Publication year - 2018
Publication title -
the journal of physiology
Language(s) - English
Resource type - Journals
SCImago Journal Rank - 1.802
H-Index - 240
eISSN - 1469-7793
pISSN - 0022-3751
DOI - 10.1113/jp275222
Subject(s) - tetraplegia , genioglossus , medicine , airway , pharyngeal muscles , anesthesia , spinal cord injury , autonomic dysreflexia , reflex , breathing , spinal cord , psychiatry
Key points Protective reflexes in the throat area (upper airway) are crucial for breathing. Impairment of these reflexes can cause breathing problems during sleep such as obstructive sleep apnoea (OSA). OSA is very common in people with spinal cord injury for unknown reasons. This study shows major changes in protective reflexes that serve to keep the upper airway open in response to suction pressures in people with tetraplegia and OSA. These results help us understand why OSA is so common in people with tetraplegia and provide new insight into how protective upper airway reflexes work more broadly.Abstract More than 60% of people with tetraplegia have obstructive sleep apnoea (OSA). However, the specific causes are unknown. Genioglossus, the largest upper‐airway dilator muscle, is important in maintaining upper‐airway patency. Impaired genioglossus muscle function following spinal cord injury may contribute to OSA. This study aimed to determine if genioglossus reflex responses to negative upper‐airway pressure are altered in people with OSA and tetraplegia compared to non‐neurologically impaired able‐bodied individuals with OSA. Genioglossus reflex responses measured via intramuscular electrodes to ∼60 brief (250 ms) pulses of negative upper‐airway pressure (∼−15 cmH 2 O at the mask) were compared between 13 participants (2 females) with tetraplegia plus OSA and 9 able‐bodied controls (2 females) matched for age and OSA severity. The initial short‐latency excitatory reflex response was absent in 6/13 people with tetraplegia and 1/9 controls.

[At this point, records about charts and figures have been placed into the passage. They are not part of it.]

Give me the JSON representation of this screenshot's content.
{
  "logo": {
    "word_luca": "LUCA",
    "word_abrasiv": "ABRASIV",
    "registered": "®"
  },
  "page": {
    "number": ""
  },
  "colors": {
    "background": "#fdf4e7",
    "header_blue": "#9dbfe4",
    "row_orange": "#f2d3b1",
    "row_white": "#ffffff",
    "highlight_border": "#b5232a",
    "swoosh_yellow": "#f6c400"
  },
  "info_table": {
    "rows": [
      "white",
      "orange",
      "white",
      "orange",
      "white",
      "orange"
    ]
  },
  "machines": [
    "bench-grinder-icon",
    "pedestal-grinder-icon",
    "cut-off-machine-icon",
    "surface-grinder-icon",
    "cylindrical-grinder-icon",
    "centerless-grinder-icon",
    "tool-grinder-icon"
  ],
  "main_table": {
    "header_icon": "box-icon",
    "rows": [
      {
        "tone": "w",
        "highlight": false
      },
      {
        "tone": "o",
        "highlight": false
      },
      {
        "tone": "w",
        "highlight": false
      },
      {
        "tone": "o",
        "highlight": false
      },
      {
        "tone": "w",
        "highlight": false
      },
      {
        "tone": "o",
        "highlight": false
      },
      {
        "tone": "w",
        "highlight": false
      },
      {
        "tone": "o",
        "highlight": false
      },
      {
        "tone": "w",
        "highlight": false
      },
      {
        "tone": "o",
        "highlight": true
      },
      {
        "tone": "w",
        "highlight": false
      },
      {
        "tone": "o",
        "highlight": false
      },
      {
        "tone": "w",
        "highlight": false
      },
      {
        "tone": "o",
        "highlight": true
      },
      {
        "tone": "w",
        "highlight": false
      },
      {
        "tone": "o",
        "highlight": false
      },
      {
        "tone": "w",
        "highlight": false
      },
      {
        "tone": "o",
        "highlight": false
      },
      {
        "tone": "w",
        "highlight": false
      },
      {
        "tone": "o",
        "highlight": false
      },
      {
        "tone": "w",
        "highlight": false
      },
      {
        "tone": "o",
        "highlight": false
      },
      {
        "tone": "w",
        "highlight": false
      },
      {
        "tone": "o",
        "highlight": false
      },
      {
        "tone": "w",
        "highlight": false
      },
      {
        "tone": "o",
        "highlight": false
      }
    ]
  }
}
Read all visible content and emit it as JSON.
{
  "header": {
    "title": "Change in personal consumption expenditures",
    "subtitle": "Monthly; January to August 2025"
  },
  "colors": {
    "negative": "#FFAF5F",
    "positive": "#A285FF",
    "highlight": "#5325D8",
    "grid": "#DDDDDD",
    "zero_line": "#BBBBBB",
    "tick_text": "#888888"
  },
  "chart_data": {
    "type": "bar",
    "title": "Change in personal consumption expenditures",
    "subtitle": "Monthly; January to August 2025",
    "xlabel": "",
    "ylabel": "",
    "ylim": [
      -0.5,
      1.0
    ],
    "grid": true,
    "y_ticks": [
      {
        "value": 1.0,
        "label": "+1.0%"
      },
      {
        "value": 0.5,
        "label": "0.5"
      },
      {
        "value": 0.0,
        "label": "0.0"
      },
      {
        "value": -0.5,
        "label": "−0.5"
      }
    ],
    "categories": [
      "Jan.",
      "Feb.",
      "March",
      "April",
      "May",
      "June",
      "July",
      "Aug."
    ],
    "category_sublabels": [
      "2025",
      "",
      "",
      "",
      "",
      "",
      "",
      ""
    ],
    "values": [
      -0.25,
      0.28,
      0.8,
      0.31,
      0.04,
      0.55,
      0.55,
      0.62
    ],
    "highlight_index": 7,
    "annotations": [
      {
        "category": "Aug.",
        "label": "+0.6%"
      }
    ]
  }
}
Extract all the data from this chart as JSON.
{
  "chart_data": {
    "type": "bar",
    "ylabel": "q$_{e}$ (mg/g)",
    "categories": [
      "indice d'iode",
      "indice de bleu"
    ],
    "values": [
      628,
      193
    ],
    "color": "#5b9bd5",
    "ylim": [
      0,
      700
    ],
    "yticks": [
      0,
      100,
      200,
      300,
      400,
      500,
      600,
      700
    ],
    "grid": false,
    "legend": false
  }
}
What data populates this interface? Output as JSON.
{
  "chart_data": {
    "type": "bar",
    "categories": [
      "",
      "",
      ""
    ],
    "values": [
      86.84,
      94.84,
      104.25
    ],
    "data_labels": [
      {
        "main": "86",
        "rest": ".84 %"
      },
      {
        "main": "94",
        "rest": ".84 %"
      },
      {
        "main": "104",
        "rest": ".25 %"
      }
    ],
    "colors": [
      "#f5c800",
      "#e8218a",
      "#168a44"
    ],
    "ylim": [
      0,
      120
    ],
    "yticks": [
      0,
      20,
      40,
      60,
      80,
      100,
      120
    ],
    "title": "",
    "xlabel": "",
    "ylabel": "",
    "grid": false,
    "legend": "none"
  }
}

Genioglossus reflex inhibition in the absence of excitation was observed in three people with tetraplegia and none of the controls. When the excitatory response was present, it was significantly delayed in the tetraplegia group compared to able‐bodied controls: excitation onset latency (mean ± SD) was 32 ± 16  vs . 18 ± 9 ms, P  = 0.045; peak excitation latency was 48 ± 17  vs . 33 ± 8 ms, P  = 0.038. However, when present, amplitude of the excitation response was not different between groups, 195 ± 26  vs . 219 ± 98% at baseline, P  = 0.55. There are major differences in genioglossus reflex morphology and timing in response to rapid changes in airway pressure in people with tetraplegia and OSA. Altered genioglossus function may contribute to the increased risk of OSA in people with tetraplegia. The precise mechanisms mediating these differences are unknown.